Wer Marzipankartoffeln isst, muss kein Erdapfel sein
Beim Essen lassen sich nationale und andere Klischees gut aufweichen. Erkenntnisse von einem klugen Abend bei den Wiener Festwochen.
Wer einen falschen Hasen zubereitet, kann Stefanie heißen, muss aber nicht.
Der große Jazzer Joe Zawinul, 1932 als Sohn eines aus Mähren stammenden Arbeiters und einer ungarischen Sintiza in Wien geboren, 1959 in die USA ausgewandert, sprach bei seinen ersten Auftritten in der alten Heimat nur Englisch. Erst spät entdeckte er sein Wienerisch respektive Erdbergerisch auch öffentlich wieder – und sang 1996 den „Erdäpfee Blues“(sic!) mit einem Lobpreis der stärkehaltigen Knolle in allen Küchenvarianten und den Schlusszeilen: „I schau aus wiera Erdäpfee, von Kopf bis Fuß, des is okay.“
Okay war auch, dass er nicht, wie Pedanten es gern hätten, den korrekten Singular „Erdapfel“verwendete. Schon gar nicht hätte er das Wort Kartoffel verwendet, das hätte ihn wohl „piefkinesisch“angemutet, wie man in seiner Jugend noch unschuldig sagte.
Doch er hätte geschmunzelt, wenn er (2007 gestorben) noch mitbekommen hätte, dass junge Immigranten in Deutschland von schon länger dort Heimischen als „Kartoffeln“sprechen. Vielleicht hat er aber sehr wohl gewusst, dass italienische Gastarbeiter im Deutschland der Sechzigerjahre auf das Schimpfwort „Spaghettifresser“mit der ebenso abfälligen Bildung „Kartoffelfresser“reagierten.
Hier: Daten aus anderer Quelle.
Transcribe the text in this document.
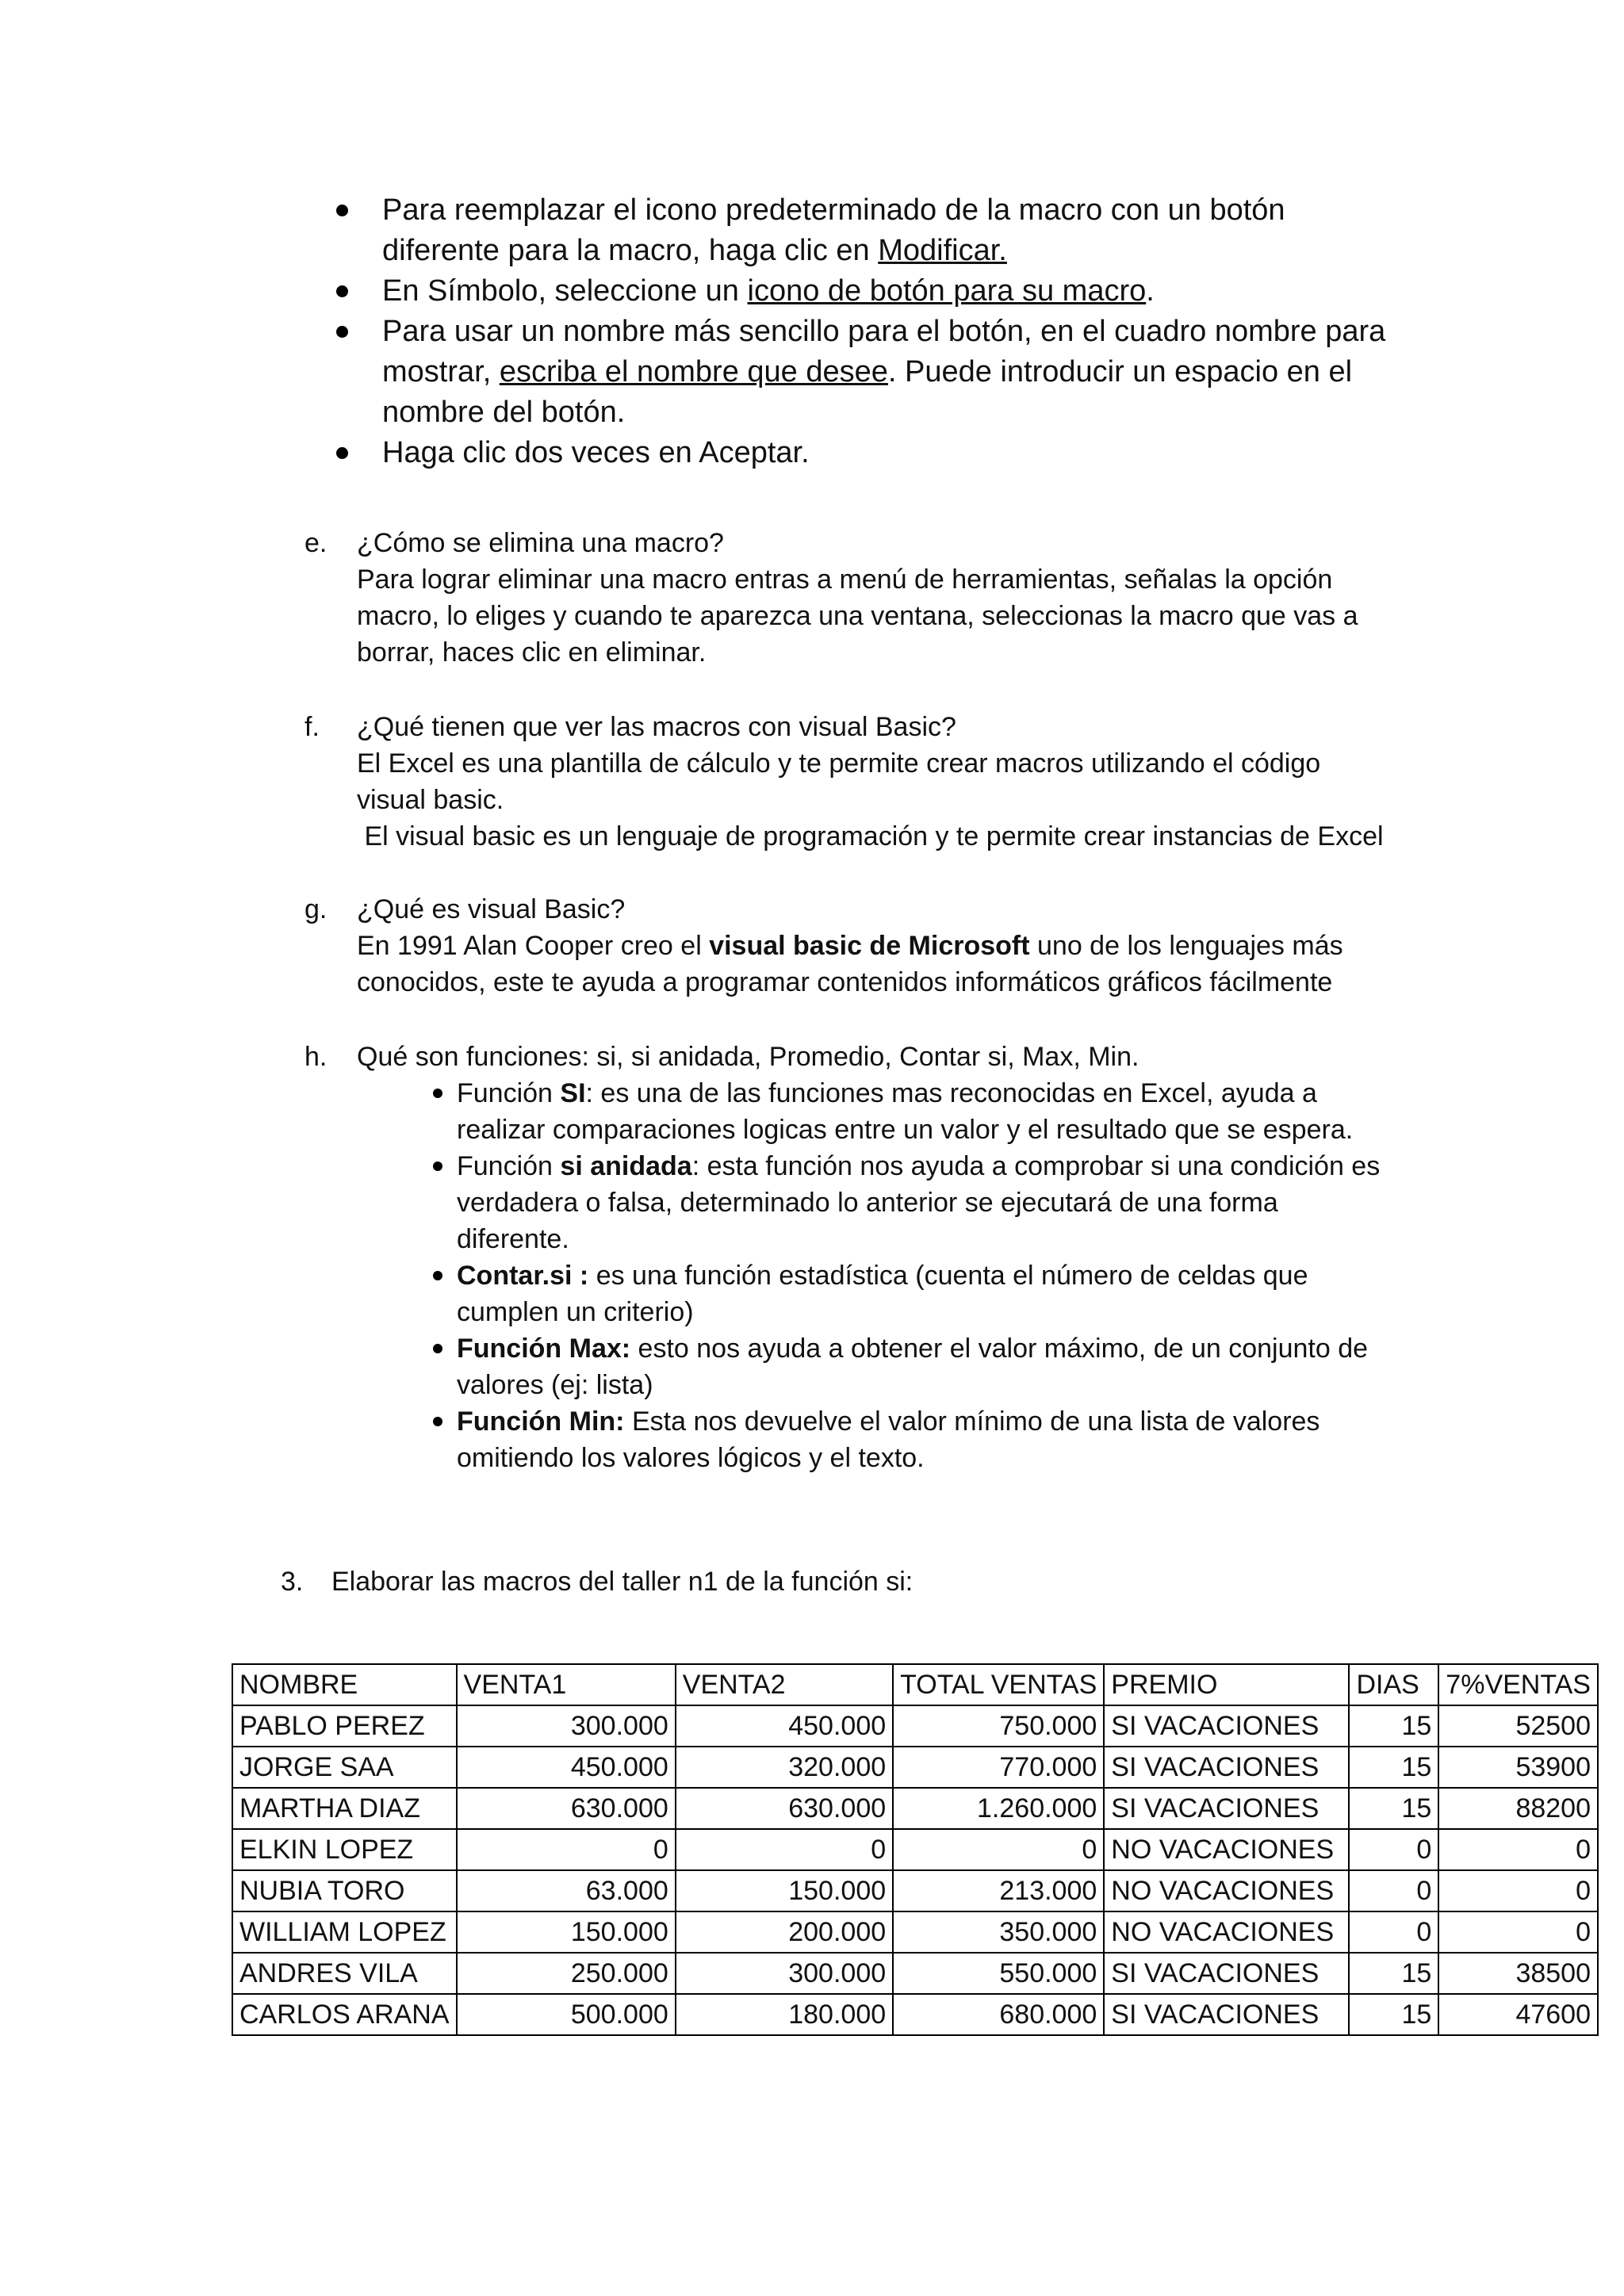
Para reemplazar el icono predeterminado de la macro con un botón
diferente para la macro, haga clic en Modificar.
En Símbolo, seleccione un icono de botón para su macro.
Para usar un nombre más sencillo para el botón, en el cuadro nombre para
mostrar, escriba el nombre que desee. Puede introducir un espacio en el
nombre del botón.
Haga clic dos veces en Aceptar.
e. ¿Cómo se elimina una macro?
Para lograr eliminar una macro entras a menú de herramientas, señalas la opción
macro, lo eliges y cuando te aparezca una ventana, seleccionas la macro que vas a
borrar, haces clic en eliminar.
f. ¿Qué tienen que ver las macros con visual Basic?
El Excel es una plantilla de cálculo y te permite crear macros utilizando el código
visual basic.
El visual basic es un lenguaje de programación y te permite crear instancias de Excel
g. ¿Qué es visual Basic?
En 1991 Alan Cooper creo el visual basic de Microsoft uno de los lenguajes más
conocidos, este te ayuda a programar contenidos informáticos gráficos fácilmente
h. Qué son funciones: si, si anidada, Promedio, Contar si, Max, Min.
Función SI: es una de las funciones mas reconocidas en Excel, ayuda a
realizar comparaciones logicas entre un valor y el resultado que se espera.
Función si anidada: esta función nos ayuda a comprobar si una condición es
verdadera o falsa, determinado lo anterior se ejecutará de una forma
diferente.
Contar.si : es una función estadística (cuenta el número de celdas que
cumplen un criterio)
Función Max: esto nos ayuda a obtener el valor máximo, de un conjunto de
valores (ej: lista)
Función Min: Esta nos devuelve el valor mínimo de una lista de valores
omitiendo los valores lógicos y el texto.
3. Elaborar las macros del taller n1 de la función si:
NOMBRE	VENTA1	VENTA2	TOTAL VENTAS	PREMIO	DIAS	7%VENTAS
PABLO PEREZ	300.000	450.000	750.000	SI VACACIONES	15	52500
JORGE SAA	450.000	320.000	770.000	SI VACACIONES	15	53900
MARTHA DIAZ	630.000	630.000	1.260.000	SI VACACIONES	15	88200
ELKIN LOPEZ	0	0	0	NO VACACIONES	0	0
NUBIA TORO	63.000	150.000	213.000	NO VACACIONES	0	0
WILLIAM LOPEZ	150.000	200.000	350.000	NO VACACIONES	0	0
ANDRES VILA	250.000	300.000	550.000	SI VACACIONES	15	38500
CARLOS ARANA	500.000	180.000	680.000	SI VACACIONES	15	47600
Dergleichen fiel einem beim Abend „Raw“der Wiener Festwochen ein, bei dem solche kulinarischen Eigenund Fremdbilder subtil reflektiert wurden – bei einem Gastmahl, wie es sich gehört. Zu essen gab es unter anderem „Replika-Kartoffeln“, die man selbst zu produzieren angehalten wurde: aus Marzipan, jeweils nach dem Vorbild eines Erdapfels, wobei man dessen erdbraune Farbe durch Wälzen der naturgemäß zunächst weißen Marzipanplastik in Kakaopulver erzeugte. Im Zuge dessen wurde einem erstens bewusst, dass die (zumindest in Deutschland) als Symbol der „Weißen“gängige Kartoffel selbst gar nicht weiß ist, sondern sozusagen ein „vegetable of colour“. Wie ja auch viele „Weiße“eher rosa oder hellbeige sind. Auf solche Farbenlehre ist eben – Gott sei Dank – kein Verlass.
Zweite Erkenntnis: Auch ein begeisterter Verfechter des österreichischen Deutsch sagt Marzipankartoffel, nicht Marzipanerdapfel. Sprache gehorcht keinen Reinheitsgeboten. Drittens: Es ist faszinierend, Speisen ineinander zu verwandeln, sie zu verkleiden, mit ihren Identitäten zu spielen. An besagtem Festwochenabend aßen wir auch falschen Hasen (vulgo Stefaniebraten), Kalte Ente, Guglhupf aus Sulz, Kaugummi-Zigaretten. Und natürlich das sozusagen doppelt italophile Spaghettieis, das es tatsächlich in manchen Eissalons noch gibt.
Von Kartoffeleis ist dagegen noch nichts bekannt. Obwohl: Das flambierte Eis in älteren chinesischen Restaurants hat zumindest eine an Erdäpfel erinnernde Form und Farbe. Eine tri-, wenn nicht multinationale Nachspeise also. Und ziemlich heiß. Bei den nächsten Festwochen, bitte.